26. The method of claim 21 wherein the step of substituting employs a decompression method to derive the frequency values.

27. Apparatus for compressing a digital sequence, comprising: a history buffer for receiving and buffering the digital sequence, match detection logic responsive to the history buffer, for detecting matches between a present subsequence in a history buffer and a previous subsequence in a history buffer, and coding logic responsive to the match detection logic to selectively encode a matched present subsequence as either an absolute offset referenced to the previous subsequence or a relative offset referenced to an earlier match.

28. The apparatus of claim 27 wherein the coding logic further includes logic to generate an indicator for indicating whether the matched present subsequence is encoded as an absolute offset or a relative offset.

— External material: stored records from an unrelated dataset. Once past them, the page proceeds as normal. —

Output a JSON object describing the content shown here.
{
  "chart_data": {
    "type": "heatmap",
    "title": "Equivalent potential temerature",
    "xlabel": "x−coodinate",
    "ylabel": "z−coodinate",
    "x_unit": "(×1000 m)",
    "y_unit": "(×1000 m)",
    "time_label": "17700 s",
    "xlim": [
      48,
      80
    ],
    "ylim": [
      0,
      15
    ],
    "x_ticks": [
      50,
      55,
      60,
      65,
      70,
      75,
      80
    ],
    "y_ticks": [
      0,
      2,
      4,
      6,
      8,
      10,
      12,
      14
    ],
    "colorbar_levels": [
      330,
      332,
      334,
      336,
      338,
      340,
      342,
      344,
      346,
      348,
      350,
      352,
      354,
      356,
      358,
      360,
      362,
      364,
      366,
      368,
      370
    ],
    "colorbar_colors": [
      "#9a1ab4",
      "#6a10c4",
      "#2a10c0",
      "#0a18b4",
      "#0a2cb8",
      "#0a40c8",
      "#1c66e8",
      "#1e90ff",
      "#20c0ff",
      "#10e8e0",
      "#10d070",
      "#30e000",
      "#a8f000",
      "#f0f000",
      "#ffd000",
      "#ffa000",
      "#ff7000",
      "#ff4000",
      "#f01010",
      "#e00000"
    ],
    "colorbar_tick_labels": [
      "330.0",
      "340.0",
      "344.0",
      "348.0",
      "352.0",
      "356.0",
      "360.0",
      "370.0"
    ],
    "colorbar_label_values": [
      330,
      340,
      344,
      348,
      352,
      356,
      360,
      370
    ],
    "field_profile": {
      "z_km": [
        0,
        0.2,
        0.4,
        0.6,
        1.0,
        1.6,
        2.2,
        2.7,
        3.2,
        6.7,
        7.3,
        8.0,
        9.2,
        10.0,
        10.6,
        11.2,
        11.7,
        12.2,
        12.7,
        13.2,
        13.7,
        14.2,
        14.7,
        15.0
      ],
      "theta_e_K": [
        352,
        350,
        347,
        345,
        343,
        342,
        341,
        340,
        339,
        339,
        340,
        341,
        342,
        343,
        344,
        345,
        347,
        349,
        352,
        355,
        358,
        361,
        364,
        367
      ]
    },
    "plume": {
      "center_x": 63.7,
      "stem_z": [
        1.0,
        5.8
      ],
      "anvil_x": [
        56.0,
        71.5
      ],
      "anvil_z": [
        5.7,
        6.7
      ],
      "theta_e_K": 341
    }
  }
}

29. A method of compressing a digital sequence, comprising: detecting a first match between a first and a second subsequence in the digital sequence, detecting a second match between a third and a fourth subsequence in the digital sequence, the first and second subsequences being different from the third and fourth subsequences, and encoding the fourth subsequence using an offset referenced to the first match.

30. The method of claim 29 wherein the step of encoding is performed in response to a further step of determining, the step of determining including determining whether to encode the fourth subsequence using an offset referenced to the first match instead of an offset from the beginning of a history buffer.

31. The method of claim 29 further including the step of receiving packet-switched data as the digital sequence.

32. A method of decompressing a digital sequence, comprising: receiving a first match token, after receiving the first match token, receiving a second match token including an offset, determining the position of a subsequence in a history buffer based on the offset and the first match token, and substituting the subsequence for the second match token in the digital sequence.

33. The method of claim 32 further including the step of reading an offset mode indication from the second match token to determine that the step of determining is to be based on the second match token and the offset instead of being based on the offset alone.

34. Apparatus for compressing a digital sequence, comprising: a history buffer for receiving and buffering the digital sequence, match detection logic responsive to the history buffer, for detecting matches between a present subsequence in a history buffer and a previous subsequence in a history buffer, and control logic for identifying a portion of the history buffer as a valid portion, the control logic further being responsive to the match detection logic to determine whether the matches detected by the match detection logic are within the valid portion of the history buffer.

35. The apparatus of claim 34 wherein the control logic is further operations to control the maximum size of the valid portion of the history buffer.

36. A method of compressing a digital sequence, comprising: maintaining an insert pointer and a check pointer into a history buffer, inserting characters at the insert pointer, accessing the history buffer to search for matches in the history buffer, and determining whether the step of accessing the history buffer is valid based on the insert and check pointers.

37. The method of claim 36 wherein the step of maintaining includes maintaining the check pointer to set the maximum amount of the history buffer in which the step of determining will determine that the step of accessing is valid.

38. The method of claim 37 further including the step of initializing the buffer by setting the insert and check pointers to be equal.